Romney points to a recent example to highlight the negativity that can stem from the group — a joke about Chick-Fil-A’s anti-gay ties where the comments turned into a firestorm. The entire spectrum of opinion was represented, Romney said, but the level of analysis was shallow. People weren’t forming nuanced opinions on the issue, but purely reacting to each other.
“At the end of the day, it’s so easy to dismiss (other perspectives) by saying ‘f*** off, it’s just a meme,’” Romney said.
Esau doesn’t like it when the comment section gets combative either, but she feels Scott’s Tots — and memes in general — can be a way to stay up to date on cultural happenings. She didn’t know about Chick-Fil-A’s shady dealings until the meme debacle, and it inspired her to dig deeper into the matter and find out more.
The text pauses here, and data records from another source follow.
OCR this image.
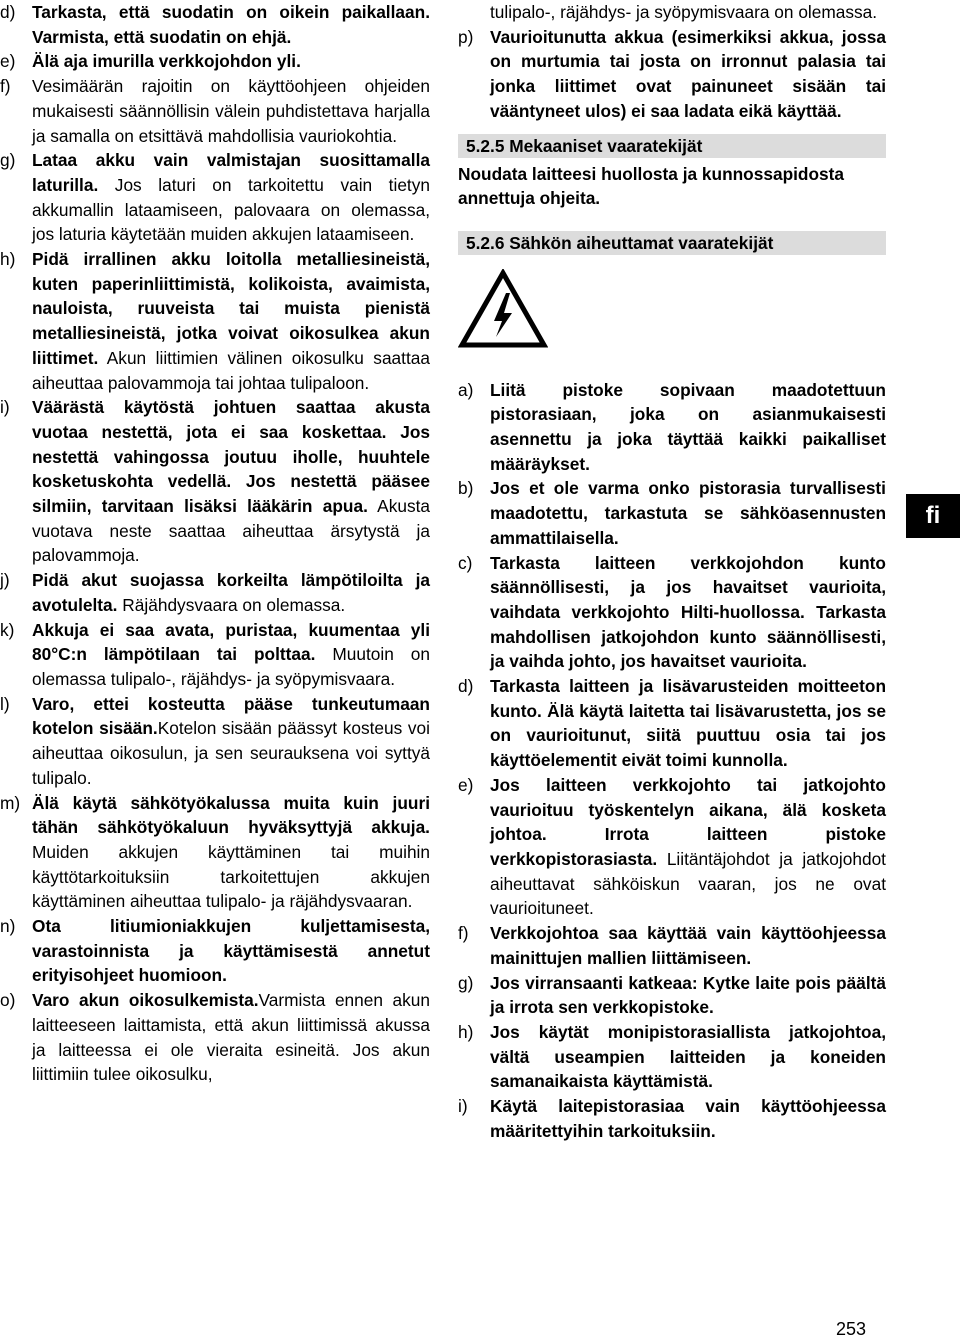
d) Tarkasta, että suodatin on oikein paikallaan. Varmista, että suodatin on ehjä.

e) Älä aja imurilla verkkojohdon yli.

f) Vesimäärän rajoitin on käyttöohjeen ohjeiden mukaisesti säännöllisin välein puhdistettava harjalla ja samalla on etsittävä mahdollisia vauriokohtia.

g) Lataa akku vain valmistajan suosittamalla laturilla. Jos laturi on tarkoitettu vain tietyn akkumallin lataamiseen, palovaara on olemassa, jos laturia käytetään muiden akkujen lataamiseen.

h) Pidä irrallinen akku loitolla metalliesineistä, kuten paperinliittimistä, kolikoista, avaimista, nauloista, ruuveista tai muista pienistä metalliesineistä, jotka voivat oikosulkea akun liittimet. Akun liittimien välinen oikosulku saattaa aiheuttaa palovammoja tai johtaa tulipaloon.

i) Väärästä käytöstä johtuen saattaa akusta vuotaa nestettä, jota ei saa koskettaa. Jos nestettä vahingossa joutuu iholle, huuhtele kosketuskohta vedellä. Jos nestettä pääsee silmiin, tarvitaan lisäksi lääkärin apua. Akusta vuotava neste saattaa aiheuttaa ärsytystä ja palovammoja.

j) Pidä akut suojassa korkeilta lämpötiloilta ja avotulelta. Räjähdysvaara on olemassa.

k) Akkuja ei saa avata, puristaa, kuumentaa yli 80°C:n lämpötilaan tai polttaa. Muutoin on olemassa tulipalo-, räjähdys- ja syöpymisvaara.

l) Varo, ettei kosteutta pääse tunkeutumaan kotelon sisään.Kotelon sisään päässyt kosteus voi aiheuttaa oikosulun, ja sen seurauksena voi syttyä tulipalo.

m) Älä käytä sähkötyökalussa muita kuin juuri tähän sähkötyökaluun hyväksyttyjä akkuja. Muiden akkujen käyttäminen tai muihin käyttötarkoituksiin tarkoitettujen akkujen käyttäminen aiheuttaa tulipalo- ja räjähdysvaaran.

n) Ota litiumioniakkujen kuljettamisesta, varastoinnista ja käyttämisestä annetut erityisohjeet huomioon.

o) Varo akun oikosulkemista.Varmista ennen akun laitteeseen laittamista, että akun liittimissä akussa ja laitteessa ei ole vieraita esineitä. Jos akun liittimiin tulee oikosulku,

tulipalo-, räjähdys- ja syöpymisvaara on olemassa.

p) Vaurioitunutta akkua (esimerkiksi akkua, jossa on murtumia tai josta on irronnut palasia tai jonka liittimet ovat painuneet sisään tai vääntyneet ulos) ei saa ladata eikä käyttää.

5.2.5 Mekaaniset vaaratekijät

Noudata laitteesi huollosta ja kunnossapidosta annettuja ohjeita.

5.2.6 Sähkön aiheuttamat vaaratekijät

a) Liitä pistoke sopivaan maadotettuun pistorasiaan, joka on asianmukaisesti asennettu ja joka täyttää kaikki paikalliset määräykset.

b) Jos et ole varma onko pistorasia turvallisesti maadotettu, tarkastuta se sähköasennusten ammattilaisella.

c) Tarkasta laitteen verkkojohdon kunto säännöllisesti, ja jos havaitset vaurioita, vaihdata verkkojohto Hilti-huollossa. Tarkasta mahdollisen jatkojohdon kunto säännöllisesti, ja vaihda johto, jos havaitset vaurioita.

d) Tarkasta laitteen ja lisävarusteiden moitteeton kunto. Älä käytä laitetta tai lisävarustetta, jos se on vaurioitunut, siitä puuttuu osia tai jos käyttöelementit eivät toimi kunnolla.

e) Jos laitteen verkkojohto tai jatkojohto vaurioituu työskentelyn aikana, älä kosketa johtoa. Irrota laitteen pistoke verkkopistorasiasta. Liitäntäjohdot ja jatkojohdot aiheuttavat sähköiskun vaaran, jos ne ovat vaurioituneet.

f) Verkkojohtoa saa käyttää vain käyttöohjeessa mainittujen mallien liittämiseen.

g) Jos virransaanti katkeaa: Kytke laite pois päältä ja irrota sen verkkopistoke.

h) Jos käytät monipistorasiallista jatkojohtoa, vältä useampien laitteiden ja koneiden samanaikaista käyttämistä.

i) Käytä laitepistorasiaa vain käyttöohjeessa määritettyihin tarkoituksiin.

fi
253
“I don’t know if (Scott’s Tots) really affects individual beliefs that much, because I think people are usually pretty set in their ways,” Esau said. “But it’s a fun and easy way to hear about news and opinions that’s way less depressing than the news.”
Memes are increasingly a way to be political and engage with controversy, Peck said, and it’s not inherently a bad thing. Young people feel they can’t change politics or social problems themselves, so they retreat into more private spheres where they feel they’ll be heard — and memes are a quick and dirty alternative to long, well-thought-out essays on your innermost thoughts.
“Memes really do get people thinking,” Peck said. “But of course, that means they can get people thinking about reprehensible ideas too. That combination of endless personalization and specificity is great for making memes, but bad for nuance.”
Scott’s Tots serves as one of those spheres, tapping into the junction of playfulness and politics on campus. Esau thinks the group serves an important role currently, allowing people to engage sincerely when it’s otherwise too hard to be vulnerable.
“The more rules and seriousness you impose, the more you lose that lightheartedness,” Esau said. “It would be just as tense as everyday life, which is what we’re trying to escape from.”
Peck said as with any cultural resource, memes can be used for good or bad. He thinks the true impact of meme culture will only truly be seen in hindsight.
“Culturally, we have this problem of writing things off as ‘just jokes,’” Peck said. “But they have so much value for telling us how we communicate and circulate info. They tell us who we are as a people.”